Due: Friday, April 28th by 11:59 PM

Update 4/25: Extended the due date; mentioned incorrect comment regarding cudaMalloc

Update 4/25: Mention the possibility of a one-dimensional grid

Getting Started

Download CS365_Assign04.zip. Unzip it on the cluster head node (or your local machine, if you are running Linux and have CUDA and libui installed).

If you are developing on the cluster, you will need to logged onto bambleweeny:

ssh -X bambleweeny

To compile the sequential and parallel versions of the programs, run the command

make

To run the programs:

./nbody_seq

./nbody_par

Note that the nbody_par program can take command line arguments:

The -p argument specifies the number of bodies (“particles”) to create
The -f argument specifies the number of animation frames to display

For example, to run with 2000 bodies, displaying 200 animation frames, the command would be

./nbody_par -p 2000 -f 200

If you want to compile the program using Linux on your own computer, you will to build libui. You will also need to have CUDA installed.

Your task

Your task is similar to the one in Assignment 3: you will parallelize an N-Body simulation.

The difference is that in this version, you will use CUDA to offload the computation onto the GPU.

You will make your code changes in sim_par.cu.

Hints and specifications

Look at the TODO comments in sim_par.cu. They indicate where you will need to add or modify code to execute the simulation on the GPU.

Note that the data representation has changed. Rather than the main data structure being an array of Particle objects, the main data structure is now arrays called x, y, dx, dy, mass, and color. A single particle is represented by the elements at a common index in these arrays. See particle.cu and sim_seq.cu to see how the sequential computation works.

The SimulationData struct type is used to group pointers to all of the arrays into a single object. The parallel computation (in sim_par.cu) will have two of these: one for the host (CPU), and one for the device (GPU). Note that you must use cudaMalloc to allocate device buffers.

The cudaMalloc function is called as

cudaMalloc((void**) &ptr, numBytes);

where ptr is a pointer variable where the address of the allocated device buffer should be stored, and numBytes is the number of bytes to allocate. In the context of the assignment, one of your calls might look something like

cudaMalloc((void**) &sim->pd_dev.x, sizeof(float) * sim->num_particles);

Note that the skeleton code included the following incorrect comment:

// TODO: allocate device buffers, e.g.
//    sim->pd_dev.x = cudaMalloc(...)

Make sure you call cudaMalloc as described above, not as described by this comment.

You will need to use the cudaMemcpy function to copy data between the host and device buffers. Specifically:

Data used by the kernel function must be copied from the host buffers to the device buffers before the kernel call
Data produced by the kernel function must be copied from the device buffers to the host buffers after the kernel call

Your kernel function should take pointers to the 5 arrays x, y, dx, dy, and mass.
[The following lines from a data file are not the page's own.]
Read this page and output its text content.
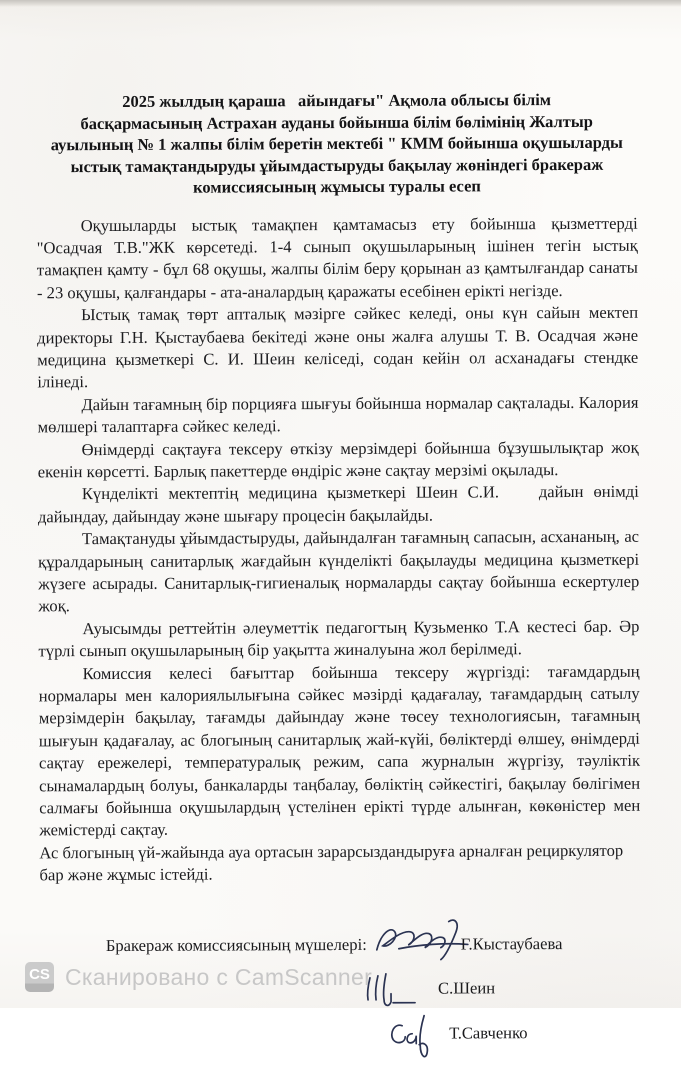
2025 жылдың қараша   айындағы" Ақмола облысы білім
басқармасының Астрахан ауданы бойынша білім бөлімінің Жалтыр
ауылының № 1 жалпы білім беретін мектебі " КММ бойынша оқушыларды
ыстық тамақтандыруды ұйымдастыруды бақылау жөніндегі бракераж
комиссиясының жұмысы туралы есеп

Оқушыларды ыстық тамақпен қамтамасыз ету бойынша қызметтерді "Осадчая Т.В."ЖК көрсетеді. 1-4 сынып оқушыларының ішінен тегін ыстық тамақпен қамту - бұл 68 оқушы, жалпы білім беру қорынан аз қамтылғандар санаты - 23 оқушы, қалғандары - ата-аналардың қаражаты есебінен ерікті негізде.

Ыстық тамақ төрт апталық мәзірге сәйкес келеді, оны күн сайын мектеп директоры Г.Н. Қыстаубаева бекітеді және оны жалға алушы Т. В. Осадчая және медицина қызметкері С. И. Шеин келіседі, содан кейін ол асханадағы стендке ілінеді.

Дайын тағамның бір порцияға шығуы бойынша нормалар сақталады. Калория мөлшері талаптарға сәйкес келеді.

Өнімдерді сақтауға тексеру өткізу мерзімдері бойынша бұзушылықтар жоқ екенін көрсетті. Барлық пакеттерде өндіріс және сақтау мерзімі оқылады.

Күнделікті мектептің медицина қызметкері Шеин С.И.    дайын өнімді дайындау, дайындау және шығару процесін бақылайды.

Тамақтануды ұйымдастыруды, дайындалған тағамның сапасын, асхананың, ас құралдарының санитарлық жағдайын күнделікті бақылауды медицина қызметкері жүзеге асырады. Санитарлық-гигиеналық нормаларды сақтау бойынша ескертулер жоқ.

Ауысымды реттейтін әлеуметтік педагогтың Кузьменко Т.А кестесі бар. Әр түрлі сынып оқушыларының бір уақытта жиналуына жол берілмеді.

Комиссия келесі бағыттар бойынша тексеру жүргізді: тағамдардың нормалары мен калориялылығына сәйкес мәзірді қадағалау, тағамдардың сатылу мерзімдерін бақылау, тағамды дайындау және төсеу технологиясын, тағамның шығуын қадағалау, ас блогының санитарлық жай-күйі, бөліктерді өлшеу, өнімдерді сақтау ережелері, температуралық режим, сапа журналын жүргізу, тәуліктік сынамалардың болуы, банкаларды таңбалау, бөліктің сәйкестігі, бақылау бөлігімен салмағы бойынша оқушылардың үстелінен ерікті түрде алынған, көкөністер мен жемістерді сақтау.

Ас блогының үй-жайында ауа ортасын зарарсыздандыруға арналған рециркулятор бар және жұмыс істейді.

Бракераж комиссиясының мүшелері:	Г.Кыстаубаева
С.Шеин
Т.Савченко
CS Сканировано с CamScanner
It will also need to know how many particles (bodies) are being simulated. Your kernel function call should look something like the following:

kernel<<<grid, THREADS_PER_BLOCK>>>(sim->pd_dev.x,
                                    sim->pd_dev.y,
                                    sim->pd_dev.dx,
                                    sim->pd_dev.dy,
                                    sim->pd_dev.mass,
                                    sim->num_particles);

Note that the grid parameter is a variable of type dim3. It is possible to have a one-dimensional grid, e.g.

dim3 grid(num_particles);

If you use a one-dimensional grid, only threadIdx.x (and not threadIdx.y) will vary in the calls to your kernel function.

Note that the functions particle_dist, particle_force, and particle_compute_attraction are defined to be available on both the CPU and GPU. So, your kernel and device functions can call these functions as required to do the computation.

Deliverables

There are two deliverables: a report and the code.

The report should be a text file that indicates how many particles (bodies) you were able to simulate without missing significant numbers of animation frames. (Consider “significant” to mean 5 or more frames.) The report should also estimate how much greater the throughput of your CUDA program is than the threaded program you implemented in Assignment 3. Note that the complexity of the computation grows with the square of the number of bodies being simulated.

Include the report in a text file called report.txt in your assignment submission.

Grading

The grading is broken down as follows:

sim_create (allocate device buffers, etc.): 10%
sim_destroy (deallocate device buffers): 10%
sim_tick data transfer: 10%
sim_tick kernel function call: 10%
Kernel function, computation: 50%
Report: 10%

Submitting

Run the command

make submit

Type your Marmoset username and password when prompted.